Extract Wikipedia dump file

Extract Wikipedia dump file

Hi Diederik,

I had to manually unzip the dump. When I tried:

python manage.py -l Polish extract

The following resulted:

Final settings after parsing command line arguments:
         Project: Wikipedia
 Input directory: /home/rfaulkner/wikimedia/en/wiki
Output directory: /home/rfaulkner/wikimedia/en/wiki and subdirectories
        Language: English / English / en
Extracting data from XML
Checking if dump file has been extracted...
Dump file enwiki-latest-stub-meta-history.xml.gz has not yet been extracted...
Unzipping zip file

Processing time: 0:00:00.028703
Launching process...
Launching process...
Launching process...
Launching process...
Process Process-3:
Traceback (most recent call last):
  File "/usr/lib/python2.6/multiprocessing/process.py", line 232, in _bootstrap
  File "/usr/lib/python2.6/multiprocessing/process.py", line 88, in run
    self._target(*self._args, **self._kwargs)
  File "/home/rfaulkner/trunk/projects/editor_trends/etl/extracter.py", line 286, in parse_dumpfile
    filesize = file_utils.determine_filesize(location, filename)
  File "/home/rfaulkner/trunk/projects/editor_trends/utils/file_utils.py", line 243, in determine_filesize

There are no more jobs in the queue left.

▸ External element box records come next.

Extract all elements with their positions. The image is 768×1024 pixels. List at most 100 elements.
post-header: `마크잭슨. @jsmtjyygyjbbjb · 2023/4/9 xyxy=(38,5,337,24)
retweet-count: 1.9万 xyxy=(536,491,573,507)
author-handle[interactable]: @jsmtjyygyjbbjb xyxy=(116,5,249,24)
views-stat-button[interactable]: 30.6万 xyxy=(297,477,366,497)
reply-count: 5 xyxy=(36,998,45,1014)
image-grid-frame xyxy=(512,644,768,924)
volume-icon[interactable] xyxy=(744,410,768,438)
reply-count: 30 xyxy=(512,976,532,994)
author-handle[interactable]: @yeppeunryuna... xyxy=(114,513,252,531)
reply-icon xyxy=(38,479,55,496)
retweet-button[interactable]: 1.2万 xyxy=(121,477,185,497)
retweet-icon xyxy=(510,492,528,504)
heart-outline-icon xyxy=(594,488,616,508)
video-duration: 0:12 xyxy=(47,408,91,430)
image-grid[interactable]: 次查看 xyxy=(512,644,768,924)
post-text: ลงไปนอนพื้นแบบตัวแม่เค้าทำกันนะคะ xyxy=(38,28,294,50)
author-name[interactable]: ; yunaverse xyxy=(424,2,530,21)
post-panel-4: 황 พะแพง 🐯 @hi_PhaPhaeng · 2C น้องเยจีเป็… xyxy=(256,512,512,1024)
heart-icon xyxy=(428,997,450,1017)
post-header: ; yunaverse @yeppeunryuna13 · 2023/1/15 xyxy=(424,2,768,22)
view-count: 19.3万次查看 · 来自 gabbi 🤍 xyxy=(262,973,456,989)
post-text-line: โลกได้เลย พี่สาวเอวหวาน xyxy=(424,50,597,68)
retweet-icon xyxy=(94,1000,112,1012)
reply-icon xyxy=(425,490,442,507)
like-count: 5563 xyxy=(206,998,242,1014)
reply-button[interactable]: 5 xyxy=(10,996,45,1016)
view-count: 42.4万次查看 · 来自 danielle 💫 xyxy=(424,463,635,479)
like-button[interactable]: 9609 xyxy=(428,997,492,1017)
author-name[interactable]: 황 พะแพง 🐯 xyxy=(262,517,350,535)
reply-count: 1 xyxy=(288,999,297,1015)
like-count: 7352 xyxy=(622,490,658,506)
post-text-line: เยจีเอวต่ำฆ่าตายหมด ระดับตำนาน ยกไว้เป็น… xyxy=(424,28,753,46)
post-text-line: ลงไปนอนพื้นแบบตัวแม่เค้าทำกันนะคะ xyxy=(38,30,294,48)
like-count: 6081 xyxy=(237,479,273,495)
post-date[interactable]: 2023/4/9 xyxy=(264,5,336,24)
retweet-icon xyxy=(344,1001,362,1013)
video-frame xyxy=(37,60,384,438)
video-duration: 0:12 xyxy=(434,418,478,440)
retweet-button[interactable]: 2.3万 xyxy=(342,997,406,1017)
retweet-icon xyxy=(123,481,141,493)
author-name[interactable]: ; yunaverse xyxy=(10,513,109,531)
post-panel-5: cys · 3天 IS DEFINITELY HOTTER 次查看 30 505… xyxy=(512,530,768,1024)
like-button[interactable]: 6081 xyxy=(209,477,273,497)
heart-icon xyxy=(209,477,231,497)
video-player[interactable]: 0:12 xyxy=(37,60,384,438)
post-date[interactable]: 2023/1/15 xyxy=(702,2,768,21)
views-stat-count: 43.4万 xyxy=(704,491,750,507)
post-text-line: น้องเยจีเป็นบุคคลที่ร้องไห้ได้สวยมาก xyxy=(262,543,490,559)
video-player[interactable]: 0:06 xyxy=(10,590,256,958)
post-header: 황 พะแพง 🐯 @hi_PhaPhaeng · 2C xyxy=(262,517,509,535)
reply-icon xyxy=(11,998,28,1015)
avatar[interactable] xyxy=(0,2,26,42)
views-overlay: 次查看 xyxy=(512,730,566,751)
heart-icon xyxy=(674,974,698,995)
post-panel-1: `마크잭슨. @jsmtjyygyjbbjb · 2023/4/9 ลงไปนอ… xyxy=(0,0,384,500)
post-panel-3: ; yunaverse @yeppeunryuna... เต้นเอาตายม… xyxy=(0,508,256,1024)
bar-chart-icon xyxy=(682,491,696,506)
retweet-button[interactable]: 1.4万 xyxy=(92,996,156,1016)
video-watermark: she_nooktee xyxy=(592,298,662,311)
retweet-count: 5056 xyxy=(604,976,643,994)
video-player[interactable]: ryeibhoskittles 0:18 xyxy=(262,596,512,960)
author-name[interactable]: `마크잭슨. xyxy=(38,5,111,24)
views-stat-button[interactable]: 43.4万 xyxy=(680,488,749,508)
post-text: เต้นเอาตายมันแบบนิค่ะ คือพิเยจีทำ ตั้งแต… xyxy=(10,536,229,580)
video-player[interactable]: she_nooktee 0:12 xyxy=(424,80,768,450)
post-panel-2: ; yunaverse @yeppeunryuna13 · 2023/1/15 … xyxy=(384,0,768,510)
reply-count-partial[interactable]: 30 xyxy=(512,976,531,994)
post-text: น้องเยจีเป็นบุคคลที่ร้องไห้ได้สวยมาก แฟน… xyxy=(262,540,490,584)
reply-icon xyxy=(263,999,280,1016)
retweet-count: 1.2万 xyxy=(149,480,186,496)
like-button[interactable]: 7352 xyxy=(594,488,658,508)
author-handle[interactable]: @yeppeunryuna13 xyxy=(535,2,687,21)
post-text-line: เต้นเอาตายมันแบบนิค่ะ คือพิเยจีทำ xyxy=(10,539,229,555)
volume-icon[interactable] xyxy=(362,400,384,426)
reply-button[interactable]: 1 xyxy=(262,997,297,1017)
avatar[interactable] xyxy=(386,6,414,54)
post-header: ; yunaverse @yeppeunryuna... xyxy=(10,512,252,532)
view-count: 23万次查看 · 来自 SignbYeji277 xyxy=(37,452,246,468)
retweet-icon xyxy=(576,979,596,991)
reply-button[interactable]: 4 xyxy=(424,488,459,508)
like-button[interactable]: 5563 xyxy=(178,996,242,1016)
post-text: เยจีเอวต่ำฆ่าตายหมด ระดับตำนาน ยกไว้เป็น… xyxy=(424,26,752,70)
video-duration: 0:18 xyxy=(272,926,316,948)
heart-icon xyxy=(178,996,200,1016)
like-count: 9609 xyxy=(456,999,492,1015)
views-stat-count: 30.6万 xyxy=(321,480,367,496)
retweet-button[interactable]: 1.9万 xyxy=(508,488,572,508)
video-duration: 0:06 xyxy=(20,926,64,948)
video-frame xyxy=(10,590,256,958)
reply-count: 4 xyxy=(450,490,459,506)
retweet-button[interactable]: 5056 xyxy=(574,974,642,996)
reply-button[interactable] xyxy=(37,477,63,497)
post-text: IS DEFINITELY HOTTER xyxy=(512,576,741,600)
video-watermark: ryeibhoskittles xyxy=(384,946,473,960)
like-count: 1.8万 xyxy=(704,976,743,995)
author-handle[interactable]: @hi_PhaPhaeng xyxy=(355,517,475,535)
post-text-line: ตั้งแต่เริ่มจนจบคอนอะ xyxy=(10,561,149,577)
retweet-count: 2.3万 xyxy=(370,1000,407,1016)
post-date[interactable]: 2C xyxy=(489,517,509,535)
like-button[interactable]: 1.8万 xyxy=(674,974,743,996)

There are no more jobs in the queue left.

There are no more jobs in the queue left.
    return os.path.getsize(path)
  File "/usr/lib/python2.6/genericpath.py", line 49, in getsize
    return os.stat(filename).st_size
OSError: [Errno 2] No such file or directory: '/home/rfaulkner/wikimedia/en/wiki/enwiki-latest-stub-meta-history.xml'
^CTraceback (most recent call last):
  File "manage.py", line 583, in <module>
  File "manage.py", line 579, in main
    args.func(rts, logger)
  File "manage.py", line 263, in extract_launcher
  File "/home/rfaulkner/trunk/projects/editor_trends/etl/extracter.py", line 439, in launcher
  File "/usr/lib/python2.6/multiprocessing/queues.py", line 316, in join
  File "/usr/lib/python2.6/multiprocessing/synchronize.py", line 212, in wait
    self._wait_semaphore.acquire(True, timeout)

I manually ran the "extract" and it appears to be running with a progress bar but I'm not sure what all of the output means. Also what is happening exactly in this step? A bit more description under here would be helpful.

Renklauf21:29, 29 March 2011

for some reason it is unzipping the english version instead of the polish version. i'll have a look.

Drdee23:54, 29 March 2011

Sorry that exception was from another command when I wasn't specifying the Polish language. However I still had to do the manual extract of the Polish dump. I can replicate that to get the actual error.

Renklauf09:07, 30 March 2011

Can you try it on the latest version and if it still throws an error can you send me the log? see editor_trends/logs thanks!

Drdee17:58, 1 April 2011